The remnants of the three colonial periods are in evidence from the northernmost tip in Jaffna to the southern port of Galle. The capital Colombo is still anchored by an ancient fortress and magnificent old buildings amidst the glass skyscrapers that are taking over the skyline. In the recent past, many of the nation’s colonial treasures have fallen victim to the 25-year civil war between the Sinhalese government and northern-based Tamil rebels, known as the Tamil Tigers or LTTE. Others suffer neglect. But much still remains to be admired.
The colonial heart of Colombo is the Fort, a European trading post since the 16th century. Much of the Fort was devastated when an LTTE suicide squad drove a truckload of explosives into the Central Bank in 1996 that killed 91 people and wounded more than 1400 others. The rebuilt area is now crowned by the 40-story twin towers of the World Trade Center.

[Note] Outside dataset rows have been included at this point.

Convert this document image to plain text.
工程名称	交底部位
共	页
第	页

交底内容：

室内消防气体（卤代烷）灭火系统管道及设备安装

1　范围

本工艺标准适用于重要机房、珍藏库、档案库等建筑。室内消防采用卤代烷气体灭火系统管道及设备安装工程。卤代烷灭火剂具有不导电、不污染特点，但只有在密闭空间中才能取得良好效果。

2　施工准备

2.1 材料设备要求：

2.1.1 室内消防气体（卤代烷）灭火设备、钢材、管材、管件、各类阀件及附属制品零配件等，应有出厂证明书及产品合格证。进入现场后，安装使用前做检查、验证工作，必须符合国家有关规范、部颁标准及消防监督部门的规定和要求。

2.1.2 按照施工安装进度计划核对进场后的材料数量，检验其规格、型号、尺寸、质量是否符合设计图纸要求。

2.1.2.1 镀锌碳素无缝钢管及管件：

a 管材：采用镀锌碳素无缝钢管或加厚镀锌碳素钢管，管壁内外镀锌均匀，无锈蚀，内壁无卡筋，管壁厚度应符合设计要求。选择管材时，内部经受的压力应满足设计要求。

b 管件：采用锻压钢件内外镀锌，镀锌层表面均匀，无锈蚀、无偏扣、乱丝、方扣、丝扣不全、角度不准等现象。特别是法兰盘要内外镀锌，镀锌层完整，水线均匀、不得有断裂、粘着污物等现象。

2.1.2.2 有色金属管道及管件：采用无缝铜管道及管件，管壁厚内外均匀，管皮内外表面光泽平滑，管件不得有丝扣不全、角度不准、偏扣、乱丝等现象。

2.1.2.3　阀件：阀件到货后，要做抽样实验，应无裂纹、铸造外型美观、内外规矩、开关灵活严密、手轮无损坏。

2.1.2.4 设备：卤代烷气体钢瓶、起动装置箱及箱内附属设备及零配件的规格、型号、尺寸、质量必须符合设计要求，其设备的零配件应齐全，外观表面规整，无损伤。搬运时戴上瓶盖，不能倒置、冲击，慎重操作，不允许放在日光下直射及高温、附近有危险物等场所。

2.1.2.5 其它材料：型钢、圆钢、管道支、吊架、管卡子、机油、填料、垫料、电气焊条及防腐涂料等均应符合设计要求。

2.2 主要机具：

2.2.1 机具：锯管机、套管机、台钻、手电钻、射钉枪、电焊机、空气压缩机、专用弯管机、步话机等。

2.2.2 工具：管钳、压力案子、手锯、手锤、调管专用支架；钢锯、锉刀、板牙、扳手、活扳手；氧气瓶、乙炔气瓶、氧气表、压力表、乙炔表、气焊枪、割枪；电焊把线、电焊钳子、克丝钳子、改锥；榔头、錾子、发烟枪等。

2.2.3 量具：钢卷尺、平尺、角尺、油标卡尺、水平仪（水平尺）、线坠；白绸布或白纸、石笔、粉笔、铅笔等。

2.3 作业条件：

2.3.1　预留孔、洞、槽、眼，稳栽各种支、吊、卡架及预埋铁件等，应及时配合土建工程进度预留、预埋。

Most travellers would see the colonial face of the capital in the Galle Face Hotel, built in 1864. A plaque in the lobby boasts of some of its most famous guests: President Richard Nixon, John D. Rockefeller, Russian astronaut Yuri Gagarin, playwright Noel Coward, British Prime Minister Edward Heath among them. Today the Galle Face verandah is the go-to place to watch the sun sink into the Indian Ocean with a sundowner in hand.
Unheralded across the street is the Galle Face Court, where at least one former U.S. ambassador and other diplomats and businessmen took up residence in retirement, unwilling to wrench themselves from tropical comfort to face their last years in their own chilly countries. Lesser known today than the Galle Face is the Grand Oriental Hotel in the Fort. It is now virtually derelict, but its guest list was once so exclusive that the manager would decline bookings with a peremptory note: ‘I regret to inform you that you are not feasible enough…’
Next to the GOH is the red-brick Cargill building, with its arched colonnade offering shelter to pedestrians from the sun. The grand edifice with its distinctive color began as an import-export warehouse in 1844, then became a department store, then a supermarket. Now old and tired, the building has been bought by the Singapore-based Raffles hotel company and is due for a facelift. Away from Colombo’s coast stands the imposingly domed Town Hall built in the 1920s. It is in the Cinnamon Gardens neighborhood, an upscale residential district with grand old mansions that have been taken over by embassies or turned into guest houses. During a campaign speech on the Town Hall lawns in 1999, President Chandrika Kumaratunga was targeted by an LTTE bomb that cost her an eye. She went on to win reelection a month later.
In the south, the Portuguese built the fortress of Galle overlooking a rocky bay in the early 1500s, which was later enhanced by the Dutch. The old town is now a UNESCO World Heritage Site. Many of its streets, churches and buildings still bear Dutch names, and its ramparts and lighthouse are postcard-familiar. But there, too, modernization is encroaching, albeit tastefully. Both in Galle and in Colombo, classic buildings that were once Dutch hospitals have been converted to malls and fine restaurants.
The iconic building of the far north is the Jaffna library, built in 1933. The library was the repository of Tamil history and culture until its destruction by fire in 1981, along with 97,000 priceless volumes. That incident fuelled the tensions that led to the outbreak of the civil war two years later. The library was restored to its classic look after the war ended, and this colorful port city is once again beginning to attract adventuresome tourists.